4. En l'espèce, il ressort des pièces du dossier que pour délivrer le certificat d'urbanisme négatif litigieux, et décider que le terrain de M. B... ne peut pas être utilisé pour la réalisation de l'opération projetée de réhabilitation d'une maison existante, le maire de Liffré s'est fondé sur le motif tiré de ce que les travaux envisagés ne permettraient pas de conserver les caractéristiques architecturales du bâtiment existant.

5. Il ressort des pièces du dossier, et notamment du formulaire Cerfa renseigné par M. B... comportant la notice descriptive des travaux, que le projet se situe en zone A au plan local d'urbanisme et consiste, d'une part, en la pose sur le bâtiment existant de fenêtres en double vitrage, de portes, d'une isolation extérieure, de nouvelles huisseries et d'un dispositif d'assainissement, d'autre part, en un ravalement de la façade avec possibilité d'une extension de 20 m2. Contrairement à ce que soutient la commune, il ne ressort pas des pièces du dossier, et notamment des photographies produites, que le bâtiment existant serait dans un état de délabrement tel que les travaux nécessaires à sa réhabilitation nécessiteraient une reconstruction de l'ensemble et porterait atteinte à ses caractéristiques architecturales. Dans ces conditions, M. B... est fondé à soutenir qu'en délivrant le certificat d'urbanisme négatif litigieux, le maire de Liffré a fait une inexacte application des dispositions du plan local d'urbanisme citées au point 3.

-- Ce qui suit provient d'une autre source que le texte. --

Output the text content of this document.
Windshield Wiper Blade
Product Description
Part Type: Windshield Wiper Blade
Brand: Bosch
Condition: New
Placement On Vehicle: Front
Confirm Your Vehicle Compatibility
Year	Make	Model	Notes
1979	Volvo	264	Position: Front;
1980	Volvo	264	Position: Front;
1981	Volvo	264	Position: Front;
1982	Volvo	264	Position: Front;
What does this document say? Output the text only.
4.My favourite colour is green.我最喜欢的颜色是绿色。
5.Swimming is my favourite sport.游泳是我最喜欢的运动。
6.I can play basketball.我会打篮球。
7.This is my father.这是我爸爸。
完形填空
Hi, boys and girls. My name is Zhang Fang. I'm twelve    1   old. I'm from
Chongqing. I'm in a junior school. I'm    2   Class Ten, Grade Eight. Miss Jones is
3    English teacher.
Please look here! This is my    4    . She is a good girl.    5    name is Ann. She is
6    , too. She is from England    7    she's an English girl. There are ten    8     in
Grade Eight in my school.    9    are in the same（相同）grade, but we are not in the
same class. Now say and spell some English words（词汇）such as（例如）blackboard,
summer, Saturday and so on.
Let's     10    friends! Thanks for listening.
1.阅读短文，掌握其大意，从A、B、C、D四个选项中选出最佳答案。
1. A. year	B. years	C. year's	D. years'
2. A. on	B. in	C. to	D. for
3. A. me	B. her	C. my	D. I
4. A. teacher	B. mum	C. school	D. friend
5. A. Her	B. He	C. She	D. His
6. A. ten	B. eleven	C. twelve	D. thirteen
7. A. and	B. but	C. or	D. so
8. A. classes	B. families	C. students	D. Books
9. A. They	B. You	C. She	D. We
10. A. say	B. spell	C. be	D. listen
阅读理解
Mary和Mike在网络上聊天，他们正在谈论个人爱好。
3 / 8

6. L'administration peut toutefois, en première instance comme en appel, faire valoir devant le juge de l'excès de pouvoir que la décision dont l'annulation est demandée est légalement justifiée par un motif, de droit ou de fait, autre que celui initialement indiqué, mais également fondé sur la situation existant à la date de cette décision. Il appartient alors au juge, après avoir mis à même l'auteur du recours de présenter ses observations sur la substitution ainsi sollicitée, de rechercher si un tel motif est de nature à fonder légalement la décision, puis d'apprécier s'il résulte de l'instruction que l'administration aurait pris la même décision si elle s'était fondée initialement sur ce motif. Dans l'affirmative il peut procéder à la substitution demandée, sous réserve toutefois qu'elle ne prive pas le requérant d'une garantie procédurale liée au motif substitué.

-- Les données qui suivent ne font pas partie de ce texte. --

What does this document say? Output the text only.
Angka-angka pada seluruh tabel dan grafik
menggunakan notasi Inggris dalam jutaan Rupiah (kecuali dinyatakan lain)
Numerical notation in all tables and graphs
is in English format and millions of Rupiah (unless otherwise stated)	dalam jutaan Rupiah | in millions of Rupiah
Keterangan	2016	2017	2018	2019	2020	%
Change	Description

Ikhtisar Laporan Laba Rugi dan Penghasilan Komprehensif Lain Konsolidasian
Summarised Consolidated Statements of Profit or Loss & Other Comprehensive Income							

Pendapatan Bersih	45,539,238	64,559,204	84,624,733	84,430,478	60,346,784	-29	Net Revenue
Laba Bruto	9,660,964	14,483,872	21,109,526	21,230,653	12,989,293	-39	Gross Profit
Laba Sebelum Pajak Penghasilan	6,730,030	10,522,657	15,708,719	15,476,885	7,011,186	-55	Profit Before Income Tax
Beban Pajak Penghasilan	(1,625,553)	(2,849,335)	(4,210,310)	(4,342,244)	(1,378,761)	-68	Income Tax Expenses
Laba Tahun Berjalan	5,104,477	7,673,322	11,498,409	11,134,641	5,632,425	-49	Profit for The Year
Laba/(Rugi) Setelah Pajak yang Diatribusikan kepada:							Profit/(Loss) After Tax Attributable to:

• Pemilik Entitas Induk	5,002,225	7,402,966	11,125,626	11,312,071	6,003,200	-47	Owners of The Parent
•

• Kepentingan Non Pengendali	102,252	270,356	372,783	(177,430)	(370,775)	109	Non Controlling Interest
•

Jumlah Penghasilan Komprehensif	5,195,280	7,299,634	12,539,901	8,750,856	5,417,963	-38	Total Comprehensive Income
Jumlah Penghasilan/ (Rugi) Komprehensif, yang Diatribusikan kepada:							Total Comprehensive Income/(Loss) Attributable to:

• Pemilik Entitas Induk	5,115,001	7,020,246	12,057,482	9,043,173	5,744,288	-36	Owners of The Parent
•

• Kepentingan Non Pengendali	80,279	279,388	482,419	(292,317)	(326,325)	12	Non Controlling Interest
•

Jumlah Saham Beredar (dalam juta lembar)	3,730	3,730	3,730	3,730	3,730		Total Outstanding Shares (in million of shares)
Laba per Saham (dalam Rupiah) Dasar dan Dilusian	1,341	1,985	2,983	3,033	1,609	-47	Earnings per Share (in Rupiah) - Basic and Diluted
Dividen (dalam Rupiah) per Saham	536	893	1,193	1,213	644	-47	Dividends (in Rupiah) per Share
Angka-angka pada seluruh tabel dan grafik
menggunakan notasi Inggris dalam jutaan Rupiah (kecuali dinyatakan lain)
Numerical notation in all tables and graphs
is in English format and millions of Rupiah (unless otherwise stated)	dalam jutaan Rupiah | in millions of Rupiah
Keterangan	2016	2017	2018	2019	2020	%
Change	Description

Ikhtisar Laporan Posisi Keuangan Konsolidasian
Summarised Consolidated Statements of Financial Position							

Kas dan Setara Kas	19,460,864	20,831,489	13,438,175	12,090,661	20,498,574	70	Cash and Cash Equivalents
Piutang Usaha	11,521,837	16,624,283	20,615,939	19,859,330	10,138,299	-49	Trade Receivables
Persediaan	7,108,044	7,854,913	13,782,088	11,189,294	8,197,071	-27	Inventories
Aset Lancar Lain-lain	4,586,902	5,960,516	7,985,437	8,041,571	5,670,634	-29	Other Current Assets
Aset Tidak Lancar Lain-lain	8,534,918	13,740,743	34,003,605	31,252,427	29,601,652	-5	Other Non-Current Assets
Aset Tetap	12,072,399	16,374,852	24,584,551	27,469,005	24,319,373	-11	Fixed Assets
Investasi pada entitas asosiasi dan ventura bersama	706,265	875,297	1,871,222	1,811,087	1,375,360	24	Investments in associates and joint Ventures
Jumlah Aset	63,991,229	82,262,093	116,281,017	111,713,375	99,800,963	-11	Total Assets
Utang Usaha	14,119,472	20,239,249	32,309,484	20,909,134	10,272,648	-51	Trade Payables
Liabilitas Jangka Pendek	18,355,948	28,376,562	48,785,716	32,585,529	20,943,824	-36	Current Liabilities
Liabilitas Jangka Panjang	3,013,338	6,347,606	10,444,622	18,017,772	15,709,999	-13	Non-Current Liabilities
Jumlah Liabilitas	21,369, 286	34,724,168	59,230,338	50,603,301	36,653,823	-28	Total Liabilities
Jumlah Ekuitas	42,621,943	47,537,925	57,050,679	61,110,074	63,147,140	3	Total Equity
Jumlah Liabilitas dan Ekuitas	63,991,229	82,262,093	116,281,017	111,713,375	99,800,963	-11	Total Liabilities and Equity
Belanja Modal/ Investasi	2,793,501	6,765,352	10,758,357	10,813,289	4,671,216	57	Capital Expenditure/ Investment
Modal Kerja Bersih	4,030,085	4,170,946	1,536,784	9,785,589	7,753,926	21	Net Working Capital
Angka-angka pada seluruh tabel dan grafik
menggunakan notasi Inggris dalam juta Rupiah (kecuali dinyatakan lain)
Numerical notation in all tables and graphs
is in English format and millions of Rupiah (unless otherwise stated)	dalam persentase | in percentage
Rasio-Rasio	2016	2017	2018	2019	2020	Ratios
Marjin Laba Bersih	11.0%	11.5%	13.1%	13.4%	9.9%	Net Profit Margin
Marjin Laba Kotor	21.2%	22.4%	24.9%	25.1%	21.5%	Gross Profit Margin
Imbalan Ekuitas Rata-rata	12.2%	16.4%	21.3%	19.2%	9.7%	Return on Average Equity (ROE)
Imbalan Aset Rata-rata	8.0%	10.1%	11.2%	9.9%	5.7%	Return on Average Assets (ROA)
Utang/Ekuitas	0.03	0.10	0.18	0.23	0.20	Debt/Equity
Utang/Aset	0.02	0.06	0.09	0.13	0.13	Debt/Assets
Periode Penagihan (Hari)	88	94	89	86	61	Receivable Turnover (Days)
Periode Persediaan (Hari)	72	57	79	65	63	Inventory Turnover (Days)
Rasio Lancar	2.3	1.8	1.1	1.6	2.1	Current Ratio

7. Pour établir que les décisions contestées, étaient légales, la commune de Liffré invoque, dans sa requête d'appel dont M. B... a accusé réception, d'autres motifs tirés de ce que la construction projetée serait de nature à conforter un édifice en ruine n'ayant pas obtenu les autorisations administratives requises et de ce que la demande de certificat d'urbanisme est entachée de fraude.

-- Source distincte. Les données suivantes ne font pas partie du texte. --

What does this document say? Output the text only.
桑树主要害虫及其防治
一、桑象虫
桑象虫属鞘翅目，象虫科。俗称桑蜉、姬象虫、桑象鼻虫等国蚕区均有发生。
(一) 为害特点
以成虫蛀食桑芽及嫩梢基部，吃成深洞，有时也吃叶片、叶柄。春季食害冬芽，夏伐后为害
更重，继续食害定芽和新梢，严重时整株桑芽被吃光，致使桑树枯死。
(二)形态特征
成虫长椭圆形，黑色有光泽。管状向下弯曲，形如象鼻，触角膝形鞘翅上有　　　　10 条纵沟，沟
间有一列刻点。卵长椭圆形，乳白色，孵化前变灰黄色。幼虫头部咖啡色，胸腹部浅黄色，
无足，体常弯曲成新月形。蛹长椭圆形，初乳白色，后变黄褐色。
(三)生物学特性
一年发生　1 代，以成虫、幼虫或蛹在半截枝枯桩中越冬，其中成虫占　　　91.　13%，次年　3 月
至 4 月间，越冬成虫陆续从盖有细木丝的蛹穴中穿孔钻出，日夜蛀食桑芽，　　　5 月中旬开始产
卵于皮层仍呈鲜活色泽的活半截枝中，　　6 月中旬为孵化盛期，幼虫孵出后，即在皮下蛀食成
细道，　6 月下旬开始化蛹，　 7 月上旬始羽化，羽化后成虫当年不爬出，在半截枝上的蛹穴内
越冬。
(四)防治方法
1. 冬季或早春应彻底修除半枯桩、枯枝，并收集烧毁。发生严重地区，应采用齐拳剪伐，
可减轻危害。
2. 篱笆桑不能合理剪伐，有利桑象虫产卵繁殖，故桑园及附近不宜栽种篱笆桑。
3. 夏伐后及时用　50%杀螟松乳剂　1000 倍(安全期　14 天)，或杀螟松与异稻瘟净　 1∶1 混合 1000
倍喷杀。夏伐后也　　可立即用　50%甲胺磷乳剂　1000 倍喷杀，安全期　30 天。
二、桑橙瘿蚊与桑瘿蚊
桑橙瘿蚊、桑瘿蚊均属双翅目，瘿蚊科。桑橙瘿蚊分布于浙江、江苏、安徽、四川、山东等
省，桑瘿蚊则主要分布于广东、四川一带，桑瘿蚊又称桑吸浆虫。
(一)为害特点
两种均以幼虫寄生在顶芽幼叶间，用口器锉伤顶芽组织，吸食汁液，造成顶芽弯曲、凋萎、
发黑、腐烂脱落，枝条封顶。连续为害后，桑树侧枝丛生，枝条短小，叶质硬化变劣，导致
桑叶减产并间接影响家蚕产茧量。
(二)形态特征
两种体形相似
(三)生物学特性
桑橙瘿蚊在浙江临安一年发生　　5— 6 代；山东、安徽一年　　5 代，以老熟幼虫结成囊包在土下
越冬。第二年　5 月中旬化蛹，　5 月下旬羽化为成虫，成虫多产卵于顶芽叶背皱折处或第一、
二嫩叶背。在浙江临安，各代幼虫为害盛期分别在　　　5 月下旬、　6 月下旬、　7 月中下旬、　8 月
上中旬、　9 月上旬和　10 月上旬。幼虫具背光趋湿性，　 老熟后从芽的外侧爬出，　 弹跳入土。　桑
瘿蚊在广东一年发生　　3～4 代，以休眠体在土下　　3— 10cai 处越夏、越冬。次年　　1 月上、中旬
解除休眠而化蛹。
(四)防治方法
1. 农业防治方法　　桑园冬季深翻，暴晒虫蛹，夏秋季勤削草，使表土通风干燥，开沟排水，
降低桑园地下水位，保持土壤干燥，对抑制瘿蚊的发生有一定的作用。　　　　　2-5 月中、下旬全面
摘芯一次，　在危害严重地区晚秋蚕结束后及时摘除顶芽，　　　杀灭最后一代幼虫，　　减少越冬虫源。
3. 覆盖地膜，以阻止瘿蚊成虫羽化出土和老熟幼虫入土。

8. Lorsqu'une construction a été édifiée sans autorisation en méconnaissance des prescriptions légales alors applicables, il appartient au propriétaire qui envisage d'y faire de nouveaux travaux de présenter une demande d'autorisation d'urbanisme portant sur l'ensemble du bâtiment. De même, lorsqu'une construction a été édifiée sans respecter la déclaration préalable déposée ou le permis de construire obtenu ou a fait l'objet de transformations sans les autorisations d'urbanisme requises, il appartient au propriétaire qui envisage d'y faire de nouveaux travaux de présenter une demande d'autorisation d'urbanisme portant sur l'ensemble des éléments de la construction qui ont eu ou auront pour effet de modifier le bâtiment tel qu'il avait été initialement approuvé. Il en va ainsi même dans le cas où les éléments de construction résultant de ces travaux ne prennent pas directement appui sur une partie de l'édifice réalisée sans autorisation. Dans l'hypothèse où l'autorité administrative est saisie d'une demande qui ne satisfait pas à cette exigence, elle doit inviter son auteur à présenter une demande portant sur l'ensemble des éléments devant être soumis à son autorisation. Cette invitation, qui a pour seul objet d'informer le pétitionnaire de la procédure à suivre s'il entend poursuivre son projet, n'a pas à précéder le refus que l'administration doit opposer à une demande portant sur les seuls nouveaux travaux envisagés.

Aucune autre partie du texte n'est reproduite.